Previously I tried to set bottom constraint to the label, which did not return the expected result. However, inspired by ozgur's answer, this time I simply set the bottom constraint to its container and not the label, giving in expected result, like following:
self.busyViewContainer.bottomConstraints(toItem: self.busyLabel, constant: 10)
Thanks to all who put in their precious efforts.
private func createBusyLabel(labelText: String) -> Void {
self.busyLabel.text = labelText
self.busyLabel.font = UIFont.getGlobalFont(size: _textSizeSmall, type: "bold")
self.busyLabel.backgroundColor = UIColor.red
// handle multiline problem
self.busyLabel.numberOfLines = 0
self.busyLabel.lineBreakMode = NSLineBreakMode.byWordWrapping
self.busyLabel.sizeToFit()
self.busyViewContainer.addSubview(self.busyLabel)

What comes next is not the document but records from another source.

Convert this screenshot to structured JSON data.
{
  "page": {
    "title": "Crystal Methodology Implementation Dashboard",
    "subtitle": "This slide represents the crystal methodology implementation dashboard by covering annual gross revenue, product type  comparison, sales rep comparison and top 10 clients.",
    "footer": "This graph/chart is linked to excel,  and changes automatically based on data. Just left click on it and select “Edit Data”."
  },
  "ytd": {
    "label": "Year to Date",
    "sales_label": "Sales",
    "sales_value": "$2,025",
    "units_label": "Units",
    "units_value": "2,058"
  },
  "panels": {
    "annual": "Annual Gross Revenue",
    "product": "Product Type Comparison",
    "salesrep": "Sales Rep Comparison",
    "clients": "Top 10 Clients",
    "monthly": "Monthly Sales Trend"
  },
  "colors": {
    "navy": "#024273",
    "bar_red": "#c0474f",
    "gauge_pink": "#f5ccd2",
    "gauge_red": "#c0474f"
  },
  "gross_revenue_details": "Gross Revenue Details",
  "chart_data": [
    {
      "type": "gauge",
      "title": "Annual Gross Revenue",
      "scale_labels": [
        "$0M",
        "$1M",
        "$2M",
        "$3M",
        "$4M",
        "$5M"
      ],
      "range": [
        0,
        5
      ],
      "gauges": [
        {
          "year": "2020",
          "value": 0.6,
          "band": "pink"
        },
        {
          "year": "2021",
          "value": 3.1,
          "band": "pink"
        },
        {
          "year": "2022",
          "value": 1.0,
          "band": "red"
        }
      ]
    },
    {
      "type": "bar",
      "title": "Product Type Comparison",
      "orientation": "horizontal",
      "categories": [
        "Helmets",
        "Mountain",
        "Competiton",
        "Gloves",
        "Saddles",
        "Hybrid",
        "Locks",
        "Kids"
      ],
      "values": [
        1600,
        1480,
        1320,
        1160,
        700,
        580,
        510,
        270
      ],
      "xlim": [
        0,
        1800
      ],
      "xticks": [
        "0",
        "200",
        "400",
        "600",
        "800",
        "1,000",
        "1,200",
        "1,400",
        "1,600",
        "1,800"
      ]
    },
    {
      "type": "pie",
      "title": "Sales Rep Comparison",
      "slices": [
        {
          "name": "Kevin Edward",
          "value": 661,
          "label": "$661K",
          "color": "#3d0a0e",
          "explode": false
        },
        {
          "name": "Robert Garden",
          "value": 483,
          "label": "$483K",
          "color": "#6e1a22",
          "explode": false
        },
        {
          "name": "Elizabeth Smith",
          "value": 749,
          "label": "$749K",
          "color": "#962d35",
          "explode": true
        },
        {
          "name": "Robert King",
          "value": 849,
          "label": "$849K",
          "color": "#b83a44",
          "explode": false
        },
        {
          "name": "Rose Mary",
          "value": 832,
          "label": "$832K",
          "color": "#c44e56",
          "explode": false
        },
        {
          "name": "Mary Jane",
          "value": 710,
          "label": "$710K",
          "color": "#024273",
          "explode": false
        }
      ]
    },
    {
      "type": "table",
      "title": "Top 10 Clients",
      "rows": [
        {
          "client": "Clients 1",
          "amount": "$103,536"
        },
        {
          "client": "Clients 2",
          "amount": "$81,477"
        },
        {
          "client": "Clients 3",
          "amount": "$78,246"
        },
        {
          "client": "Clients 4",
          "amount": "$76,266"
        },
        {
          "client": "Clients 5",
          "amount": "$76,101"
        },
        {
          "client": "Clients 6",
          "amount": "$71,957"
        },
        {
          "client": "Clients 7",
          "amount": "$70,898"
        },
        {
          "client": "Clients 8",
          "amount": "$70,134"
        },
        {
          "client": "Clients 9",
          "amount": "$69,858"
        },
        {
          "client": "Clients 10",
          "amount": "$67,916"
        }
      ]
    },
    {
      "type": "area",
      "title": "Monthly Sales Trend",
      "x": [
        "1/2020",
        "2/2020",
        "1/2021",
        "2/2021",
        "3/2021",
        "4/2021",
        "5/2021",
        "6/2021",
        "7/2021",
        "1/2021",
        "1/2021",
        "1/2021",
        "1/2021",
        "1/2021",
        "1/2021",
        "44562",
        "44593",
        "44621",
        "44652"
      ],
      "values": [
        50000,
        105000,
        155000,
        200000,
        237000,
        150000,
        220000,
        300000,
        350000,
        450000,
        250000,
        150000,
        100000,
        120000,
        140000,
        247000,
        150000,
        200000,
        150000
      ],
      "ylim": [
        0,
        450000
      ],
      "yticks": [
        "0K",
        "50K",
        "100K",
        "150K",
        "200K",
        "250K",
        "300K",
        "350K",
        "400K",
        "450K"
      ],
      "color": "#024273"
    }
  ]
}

self.busyLabel.translatesAutoresizingMaskIntoConstraints = false
self.busyLabel.horizontalLeft(toItem: self.busyViewContainer, constant: 60)
self.busyLabel.horizontalRight(toItem: self.busyViewContainer, constant: -10)
self.busyLabel.topConstraints(toItem: self.busyViewContainer, constant: 10)
// the following line made the difference
self.busyViewContainer.bottomConstraints(toItem: self.busyLabel, constant: 10)
}
The simple fix is adding the bottom constraint between 'self.busyViewContainer' and its superview.
Following your code and syntax it can be something like this:
self.busyLabel.bottomConstraints(toItem: self.busyViewContainer, constant: 10)
It is a common problem with 'Unsatisfiable Constraints'. The autolayout should ensure it satisfies horizontal axis layout so it needs to have both top and bottom constraints in this case.
Apple doc - Unsatisfiable Constraints
Apple doc - Logical Errors
UPD: In this case, the layout of the superview can define a height with intrinsicContentSize:
var intrinsicContentSize: CGSize { return ... }
Where the height of the parent view will be calculated based on the label one.